On whether the Renminbi will become an international reserve currency, Liu said that issuing countries of reserve currencies need to shoulder more responsibilities and that it is too early to say whether the Renminbi will become a reserve currency.

Liu said at the 2009 annual meeting of the International Monetary Fund (IMF) and the World Bank (WB) that to support economic growth, China should keep its annual increase rate of new Renminbi loans at about 30 percent. If calculated according to the 4.91 trillion yuan balance of new Renminbi loans last year, standing new Renminbi loans this year will reach nearly 6.4 trillion yuan.

At the end of August however, new loans in the Chinese mainland have already amounted to 8.15 trillion yuan.

Analysts believe that an increase of 30 percent in credit is more suited to China's domestic economic growth. If the increase rate of new loans exceeds 30 percent, the probability of imprudent behavior in terms of credit issuance by commercial banks will increase. Credit risks must be carefully observed therefore.

With the rapid credit expansion in the first half of 2009, the market generally expects that credit increment will drop slightly in the second half.

Lu Zhengwei, chief economist with the Industrial Bank, believes that in September, some banks started to control the amount of new loans under increasing pressure from the capital adequacy ratio, and that the central bank is issuing central bank bills to recover fluidity.

Data showed that the capital adequacy ratio of some banks, and small and medium-sized banks in particular, dropped due to credit expansion. An industry insider pointed out that due to the excessively rapid increase of loans and a shortage of funds, on the one hand, a few small and medium-sized banks have resorted to selling credit assets; while on the other hand, supervisory authorities have limited market access for certain small and medium-sized banks. This restricted the growth of new loans in September to a certain extent.

Moreover, the central bank issued central bank bills to commercial banks issuing relatively more loans at the end of the second quarter. In September, these banks were forced to save 200 billion yuan in the central bank, which was a measure taken to prevent commercial banks from issuing a large quantity of loans at the end of the quarter.
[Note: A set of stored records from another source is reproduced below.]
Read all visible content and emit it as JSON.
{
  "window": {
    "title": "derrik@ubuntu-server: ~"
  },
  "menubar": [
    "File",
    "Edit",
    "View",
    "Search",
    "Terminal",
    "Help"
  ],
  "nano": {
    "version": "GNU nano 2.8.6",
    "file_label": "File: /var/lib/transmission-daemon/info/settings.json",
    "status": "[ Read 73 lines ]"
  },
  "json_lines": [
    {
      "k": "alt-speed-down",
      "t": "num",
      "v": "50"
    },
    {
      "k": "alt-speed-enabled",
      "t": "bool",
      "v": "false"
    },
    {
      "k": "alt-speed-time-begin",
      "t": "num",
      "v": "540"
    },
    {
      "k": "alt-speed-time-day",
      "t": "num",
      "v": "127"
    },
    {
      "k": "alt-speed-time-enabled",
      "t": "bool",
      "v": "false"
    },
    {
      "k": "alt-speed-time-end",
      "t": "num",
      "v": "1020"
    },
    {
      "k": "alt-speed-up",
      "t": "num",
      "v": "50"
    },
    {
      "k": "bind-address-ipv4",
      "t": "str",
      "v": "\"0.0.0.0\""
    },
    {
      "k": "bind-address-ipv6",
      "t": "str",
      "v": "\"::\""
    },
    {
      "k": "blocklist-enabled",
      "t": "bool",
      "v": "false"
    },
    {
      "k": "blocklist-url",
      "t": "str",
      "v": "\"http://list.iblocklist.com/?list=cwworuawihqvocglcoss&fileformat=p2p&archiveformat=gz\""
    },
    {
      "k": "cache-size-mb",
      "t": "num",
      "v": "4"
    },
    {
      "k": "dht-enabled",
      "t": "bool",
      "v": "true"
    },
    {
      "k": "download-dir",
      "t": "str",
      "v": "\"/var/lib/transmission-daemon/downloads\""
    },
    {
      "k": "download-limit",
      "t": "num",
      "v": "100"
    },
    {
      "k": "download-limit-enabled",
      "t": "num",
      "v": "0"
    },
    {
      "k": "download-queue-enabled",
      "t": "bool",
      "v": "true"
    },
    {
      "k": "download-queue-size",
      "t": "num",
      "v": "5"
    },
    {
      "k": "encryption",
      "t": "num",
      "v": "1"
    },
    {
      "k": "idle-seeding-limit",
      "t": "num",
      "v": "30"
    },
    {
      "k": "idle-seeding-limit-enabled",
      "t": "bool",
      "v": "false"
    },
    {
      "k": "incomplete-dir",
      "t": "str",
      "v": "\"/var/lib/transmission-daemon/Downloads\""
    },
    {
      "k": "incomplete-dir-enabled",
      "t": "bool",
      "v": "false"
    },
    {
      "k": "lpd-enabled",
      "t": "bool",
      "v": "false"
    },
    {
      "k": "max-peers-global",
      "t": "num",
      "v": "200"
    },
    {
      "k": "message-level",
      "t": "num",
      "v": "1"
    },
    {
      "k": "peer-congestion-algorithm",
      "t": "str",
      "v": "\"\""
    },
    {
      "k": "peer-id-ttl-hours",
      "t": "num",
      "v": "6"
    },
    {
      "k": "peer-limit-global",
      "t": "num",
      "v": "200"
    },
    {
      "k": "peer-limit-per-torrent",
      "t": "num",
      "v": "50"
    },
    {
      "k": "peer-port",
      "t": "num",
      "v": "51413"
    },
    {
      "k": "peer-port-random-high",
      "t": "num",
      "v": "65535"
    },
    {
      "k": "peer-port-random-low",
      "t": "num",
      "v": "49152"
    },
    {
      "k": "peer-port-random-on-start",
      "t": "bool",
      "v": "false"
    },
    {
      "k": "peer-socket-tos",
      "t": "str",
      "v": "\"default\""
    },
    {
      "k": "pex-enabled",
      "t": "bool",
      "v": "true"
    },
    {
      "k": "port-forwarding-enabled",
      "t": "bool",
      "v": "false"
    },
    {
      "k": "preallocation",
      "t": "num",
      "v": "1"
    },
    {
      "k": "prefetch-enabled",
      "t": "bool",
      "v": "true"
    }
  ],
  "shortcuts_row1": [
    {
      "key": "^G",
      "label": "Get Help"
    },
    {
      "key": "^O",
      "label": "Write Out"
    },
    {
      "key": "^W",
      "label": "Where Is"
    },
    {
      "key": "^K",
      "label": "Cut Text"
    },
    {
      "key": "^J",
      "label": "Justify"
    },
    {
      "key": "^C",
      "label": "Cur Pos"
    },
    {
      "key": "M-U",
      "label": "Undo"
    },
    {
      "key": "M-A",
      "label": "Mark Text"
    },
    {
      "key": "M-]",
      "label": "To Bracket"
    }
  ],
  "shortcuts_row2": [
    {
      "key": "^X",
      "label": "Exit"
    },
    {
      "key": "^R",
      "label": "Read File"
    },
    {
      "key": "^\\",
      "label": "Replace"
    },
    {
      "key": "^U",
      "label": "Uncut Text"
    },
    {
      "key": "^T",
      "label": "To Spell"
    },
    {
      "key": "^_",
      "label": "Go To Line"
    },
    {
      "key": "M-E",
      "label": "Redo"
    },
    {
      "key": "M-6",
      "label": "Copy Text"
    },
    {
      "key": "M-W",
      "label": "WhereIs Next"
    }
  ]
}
There were also factors supporting a credit increase in September however. Lu believes that growing pressure from local supporting investment may bring about a considerable increase in loans. The notice on further strengthening the implementation and management of the construction investment budget from the central government published by the Ministry of Finance on September 14 pointed out that the follow-up construction investment budget from the central government for regions failing to activate supporting funds will be deducted or postponed correspondingly. To cope with the examination of the central government and seek a new round of central investment support, local governments recently tried every means possible to cover deficient supporting funds. Applying for new loans was one of the important ways for them to raise funds.

In addition, Lu believes that the impact of matured bills on pulling low loans is weakening. The duration of bills is usually between three and six months. A total of 581 billion yuan of new bills were issued between March and May this year, a drop of nearly 400 billion yuan compared to the new increment of 983.4 billion yuan between February and April, therefore, the number of matured bills in September is expected to decrease significantly compared to that of August.

Lu said that short-term loans may continue to increase rapidly in September so as to balance meeting the demand of local supporting funds and the capital adequacy rate reaching the standard at the end of the year, as well as evading the risk of possibly increasing interest rates in the future.